Brute-Force Feasibility
- For big data (like CommonCrawl), we can have 10^12 vectors (~10 PB).
- Brute force in RAM is fine for a few million vectors, but not for a trillion.
- A big disk array could work, but is still very costly today. Maybe in 10–20 years it gets cheaper.
Graph vs. Geometry
- Tests say graph-based wins over geometry-based.
- In high-dim space, much quant can happen (like 4-bit per float). Actual shape in space matters less.
Buckets
- We can group vectors into buckets. Then, we find which buckets match our query and do a brute-force search in those.

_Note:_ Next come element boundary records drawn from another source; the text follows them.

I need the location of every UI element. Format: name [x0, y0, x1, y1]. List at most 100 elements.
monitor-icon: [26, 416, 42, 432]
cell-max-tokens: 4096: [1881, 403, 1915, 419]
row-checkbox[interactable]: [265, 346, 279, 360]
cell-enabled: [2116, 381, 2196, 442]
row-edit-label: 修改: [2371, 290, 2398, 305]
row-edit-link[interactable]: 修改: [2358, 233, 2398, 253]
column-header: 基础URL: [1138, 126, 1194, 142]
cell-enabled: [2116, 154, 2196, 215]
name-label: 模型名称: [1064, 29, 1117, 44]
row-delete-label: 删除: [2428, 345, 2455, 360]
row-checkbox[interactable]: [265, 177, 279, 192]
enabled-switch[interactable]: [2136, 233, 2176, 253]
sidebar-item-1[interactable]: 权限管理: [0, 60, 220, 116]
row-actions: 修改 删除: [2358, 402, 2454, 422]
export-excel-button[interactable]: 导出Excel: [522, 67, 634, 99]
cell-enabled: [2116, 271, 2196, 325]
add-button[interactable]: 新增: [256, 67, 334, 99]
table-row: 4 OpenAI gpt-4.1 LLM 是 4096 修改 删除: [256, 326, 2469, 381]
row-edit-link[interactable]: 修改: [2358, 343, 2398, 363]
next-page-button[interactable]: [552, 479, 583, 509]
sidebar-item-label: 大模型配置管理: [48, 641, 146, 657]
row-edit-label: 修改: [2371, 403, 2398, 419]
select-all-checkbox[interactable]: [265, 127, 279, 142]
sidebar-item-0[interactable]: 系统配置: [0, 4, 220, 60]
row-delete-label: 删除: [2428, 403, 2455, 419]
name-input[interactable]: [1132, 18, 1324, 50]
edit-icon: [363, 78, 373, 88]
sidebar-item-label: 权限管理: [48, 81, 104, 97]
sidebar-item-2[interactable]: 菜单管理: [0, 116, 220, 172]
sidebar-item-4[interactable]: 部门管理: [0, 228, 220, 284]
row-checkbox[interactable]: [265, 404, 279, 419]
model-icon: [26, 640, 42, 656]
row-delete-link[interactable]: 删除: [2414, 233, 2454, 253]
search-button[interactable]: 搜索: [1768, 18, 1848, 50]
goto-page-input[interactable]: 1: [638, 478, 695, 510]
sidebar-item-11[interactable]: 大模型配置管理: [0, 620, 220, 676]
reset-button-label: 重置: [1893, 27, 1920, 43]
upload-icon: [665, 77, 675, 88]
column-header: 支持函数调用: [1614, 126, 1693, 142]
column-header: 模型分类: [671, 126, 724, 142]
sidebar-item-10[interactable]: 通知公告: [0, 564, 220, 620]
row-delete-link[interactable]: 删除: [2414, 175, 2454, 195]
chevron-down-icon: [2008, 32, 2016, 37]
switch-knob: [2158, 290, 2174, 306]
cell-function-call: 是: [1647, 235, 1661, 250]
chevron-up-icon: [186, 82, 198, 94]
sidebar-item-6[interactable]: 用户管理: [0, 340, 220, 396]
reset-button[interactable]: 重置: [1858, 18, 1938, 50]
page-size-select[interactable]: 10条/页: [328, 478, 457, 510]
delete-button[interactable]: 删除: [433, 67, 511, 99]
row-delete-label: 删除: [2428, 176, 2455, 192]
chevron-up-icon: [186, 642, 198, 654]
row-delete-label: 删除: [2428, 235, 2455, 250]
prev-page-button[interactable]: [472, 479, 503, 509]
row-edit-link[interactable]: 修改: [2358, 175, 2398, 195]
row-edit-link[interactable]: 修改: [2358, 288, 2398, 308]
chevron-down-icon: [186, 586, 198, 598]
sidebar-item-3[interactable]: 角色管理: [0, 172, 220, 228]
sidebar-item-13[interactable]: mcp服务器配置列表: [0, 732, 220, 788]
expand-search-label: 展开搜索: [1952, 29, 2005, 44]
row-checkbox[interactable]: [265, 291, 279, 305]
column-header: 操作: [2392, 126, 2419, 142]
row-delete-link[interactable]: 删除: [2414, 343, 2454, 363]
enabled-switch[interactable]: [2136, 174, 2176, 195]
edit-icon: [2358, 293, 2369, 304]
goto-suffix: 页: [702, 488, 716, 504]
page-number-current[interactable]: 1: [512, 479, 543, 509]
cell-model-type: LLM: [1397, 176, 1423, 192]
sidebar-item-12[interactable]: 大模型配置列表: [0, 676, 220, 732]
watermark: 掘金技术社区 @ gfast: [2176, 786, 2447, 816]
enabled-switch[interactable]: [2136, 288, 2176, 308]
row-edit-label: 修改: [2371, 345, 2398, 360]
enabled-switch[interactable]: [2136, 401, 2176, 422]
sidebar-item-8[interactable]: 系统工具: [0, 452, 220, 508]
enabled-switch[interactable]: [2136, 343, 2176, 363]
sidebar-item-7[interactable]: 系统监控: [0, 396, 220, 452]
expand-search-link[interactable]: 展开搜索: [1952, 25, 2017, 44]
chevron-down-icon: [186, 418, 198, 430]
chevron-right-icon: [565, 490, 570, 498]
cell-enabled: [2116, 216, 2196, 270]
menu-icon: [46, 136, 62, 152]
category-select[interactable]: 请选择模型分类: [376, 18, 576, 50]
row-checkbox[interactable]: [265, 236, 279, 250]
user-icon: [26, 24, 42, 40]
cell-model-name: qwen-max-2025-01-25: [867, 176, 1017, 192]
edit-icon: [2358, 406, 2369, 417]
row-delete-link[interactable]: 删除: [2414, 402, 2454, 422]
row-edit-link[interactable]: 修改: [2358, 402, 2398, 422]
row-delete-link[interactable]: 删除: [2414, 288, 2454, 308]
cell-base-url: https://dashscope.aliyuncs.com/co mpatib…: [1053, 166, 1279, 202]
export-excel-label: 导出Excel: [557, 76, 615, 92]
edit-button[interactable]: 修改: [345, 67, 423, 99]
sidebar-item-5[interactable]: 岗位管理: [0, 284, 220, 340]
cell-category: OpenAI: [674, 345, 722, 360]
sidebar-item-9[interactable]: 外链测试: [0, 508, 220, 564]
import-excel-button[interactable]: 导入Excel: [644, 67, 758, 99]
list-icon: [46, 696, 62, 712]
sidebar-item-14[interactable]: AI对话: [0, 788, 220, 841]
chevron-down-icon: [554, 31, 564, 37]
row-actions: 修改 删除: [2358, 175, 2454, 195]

- Each vector in LSH needs ~3 bytes for a 24-bit signature.
- Each vector in HNSW can need over 100 bytes for neighbor links.
- If we just store raw vectors in some grouped order, we might need no extra space.
In sum, a simple bucket-based approach plus brute force in each bucket might be good enough. We just store vectors in an easy way and skip fancy code. This keeps code small and stable.